Thursday, April 12, 2012

The next generation

The stats
From 2001-2009, among Americans aged 16-34,
Driving is down 23%
Biking is up 24%
Transit use is up 40%
Among those with a household income over $70,000, transit use is up 100% and biking is up 122%.
Source
Article about the report


Recently a friend told me about her son’s trip with some friends to a national park out west. They took the train. I thought that was an indication of their environmental awareness, but no—she said they took the train so they could play the whole way.

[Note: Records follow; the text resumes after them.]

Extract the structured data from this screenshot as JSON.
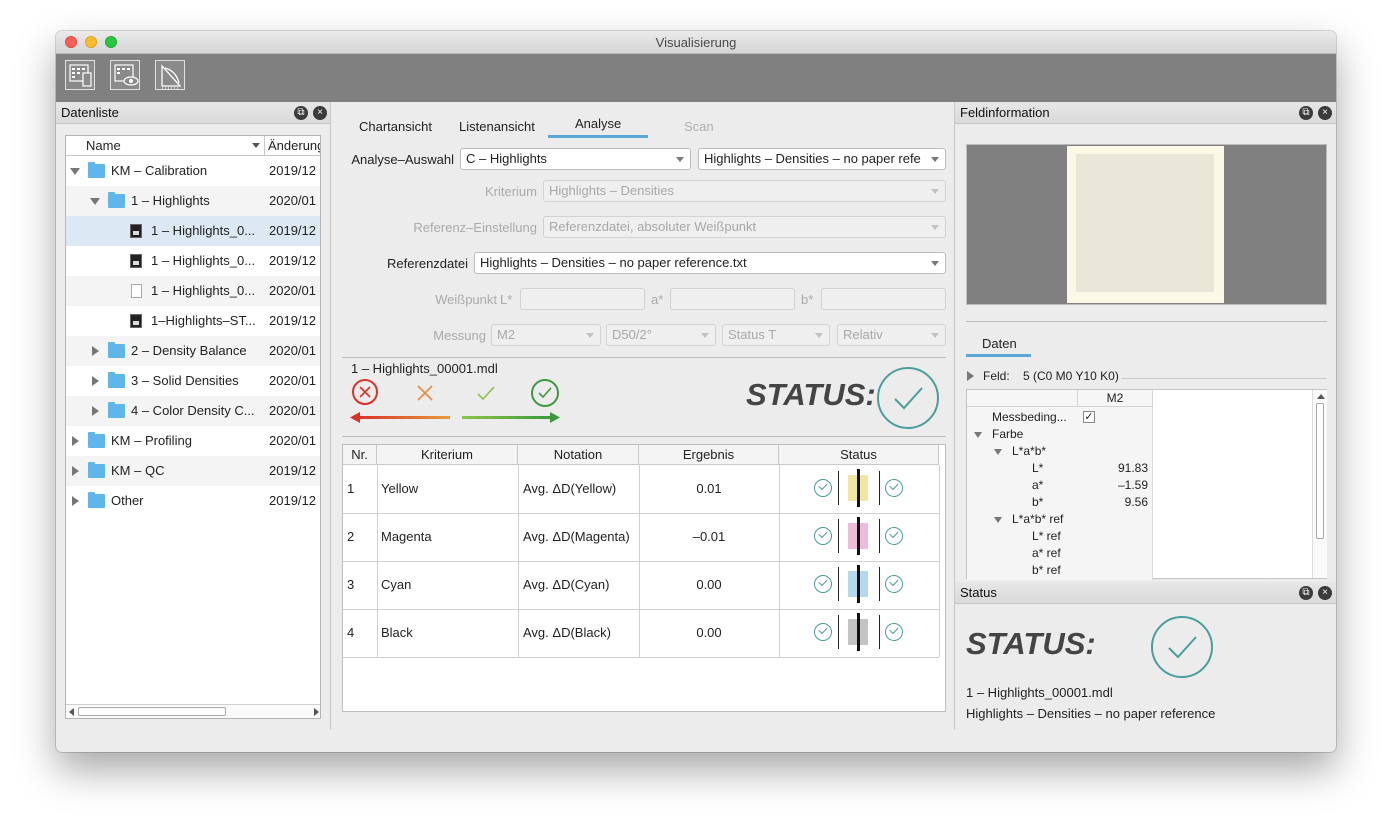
{
  "window": {
    "title": "Visualisierung"
  },
  "toolbar": {
    "icons": [
      "chart-device-icon",
      "chart-view-icon",
      "measure-icon"
    ]
  },
  "left_panel": {
    "title": "Datenliste",
    "columns": [
      "Name",
      "Änderung"
    ],
    "rows": [
      {
        "label": "KM – Calibration",
        "date": "2019/12"
      },
      {
        "label": "1 – Highlights",
        "date": "2020/01"
      },
      {
        "label": "1 – Highlights_0...",
        "date": "2019/12"
      },
      {
        "label": "1 – Highlights_0...",
        "date": "2019/12"
      },
      {
        "label": "1 – Highlights_0...",
        "date": "2020/01"
      },
      {
        "label": "1–Highlights–ST...",
        "date": "2019/12"
      },
      {
        "label": "2 – Density Balance",
        "date": "2020/01"
      },
      {
        "label": "3 – Solid Densities",
        "date": "2020/01"
      },
      {
        "label": "4 – Color Density C...",
        "date": "2020/01"
      },
      {
        "label": "KM – Profiling",
        "date": "2020/01"
      },
      {
        "label": "KM – QC",
        "date": "2019/12"
      },
      {
        "label": "Other",
        "date": "2019/12"
      }
    ]
  },
  "tabs": [
    {
      "label": "Chartansicht"
    },
    {
      "label": "Listenansicht"
    },
    {
      "label": "Analyse"
    },
    {
      "label": "Scan"
    }
  ],
  "analysis": {
    "auswahl_label": "Analyse–Auswahl",
    "auswahl_value": "C – Highlights",
    "auswahl_value2": "Highlights – Densities – no paper refe",
    "kriterium_label": "Kriterium",
    "kriterium_value": "Highlights – Densities",
    "referenz_einst_label": "Referenz–Einstellung",
    "referenz_einst_value": "Referenzdatei, absoluter Weißpunkt",
    "referenzdatei_label": "Referenzdatei",
    "referenzdatei_value": "Highlights – Densities – no paper reference.txt",
    "weisspunkt_label": "Weißpunkt",
    "l_label": "L*",
    "a_label": "a*",
    "b_label": "b*",
    "messung_label": "Messung",
    "messung_values": [
      "M2",
      "D50/2°",
      "Status T",
      "Relativ"
    ]
  },
  "status_area": {
    "filename": "1 – Highlights_00001.mdl",
    "status_text": "STATUS:"
  },
  "result_table": {
    "headers": [
      "Nr.",
      "Kriterium",
      "Notation",
      "Ergebnis",
      "Status"
    ],
    "rows": [
      {
        "nr": "1",
        "kriterium": "Yellow",
        "notation": "Avg. ΔD(Yellow)",
        "ergebnis": "0.01",
        "swatch": "#f2e6a0"
      },
      {
        "nr": "2",
        "kriterium": "Magenta",
        "notation": "Avg. ΔD(Magenta)",
        "ergebnis": "–0.01",
        "swatch": "#ecbcd8"
      },
      {
        "nr": "3",
        "kriterium": "Cyan",
        "notation": "Avg. ΔD(Cyan)",
        "ergebnis": "0.00",
        "swatch": "#b4d8ee"
      },
      {
        "nr": "4",
        "kriterium": "Black",
        "notation": "Avg. ΔD(Black)",
        "ergebnis": "0.00",
        "swatch": "#c4c4c4"
      }
    ]
  },
  "right_panel": {
    "title": "Feldinformation",
    "daten_tab": "Daten",
    "feld_label": "Feld:",
    "feld_value": "5 (C0 M0 Y10 K0)",
    "col_header": "M2",
    "props": [
      {
        "name": "Messbeding...",
        "value": ""
      },
      {
        "name": "Farbe",
        "value": ""
      },
      {
        "name": "L*a*b*",
        "value": ""
      },
      {
        "name": "L*",
        "value": "91.83"
      },
      {
        "name": "a*",
        "value": "–1.59"
      },
      {
        "name": "b*",
        "value": "9.56"
      },
      {
        "name": "L*a*b* ref",
        "value": ""
      },
      {
        "name": "L* ref",
        "value": ""
      },
      {
        "name": "a* ref",
        "value": ""
      },
      {
        "name": "b* ref",
        "value": ""
      }
    ]
  },
  "status_panel": {
    "title": "Status",
    "status_text": "STATUS:",
    "line1": "1 – Highlights_00001.mdl",
    "line2": "Highlights – Densities – no paper reference"
  },
  "colors": {
    "accent_tab": "#5aa8d8",
    "ok_teal": "#4a9e9b",
    "fail_red": "#d9322b",
    "warn_orange": "#e88a3a",
    "pass_green": "#6ab04c",
    "selected_row": "#dce9f4"
  }
}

I don’t know if you’ve noticed, but young people today don’t want to do one thing at a time. They don’t want to make separate trips for everything. They don’t want to begin and end their day with an hour of sitting behind the wheel looking at the bumper in front of them. They want to be able to work, relax, or connect with friends on the way to work. They want to be able to shop on the way home. They want to live upstairs from a fun restaurant, down the street from a great bar, and around the corner from a movie theater.

The next generation will take transit not because it’s green but because driving is boring. They’ll live in walkable urban neighborhoods not because it’s fashionable but because being dependent on a car is such a hassle. To these kids, the idea that they would have to work the first two hours of the just to pay for owning, fueling, insuring, maintaining, and parking a car, which they would be stuck sitting in for a further two hours of the day just to get to the office and back, all so they can live in a suburban development where there’s nothing to do, is plainly insane.

What they want is to live in a streetcar neighborhood. The streetcar is a catalyst for economic development—the kind of development based on convenience, efficiency, comfort, and a socially interactive and vibrant urban lifestyle.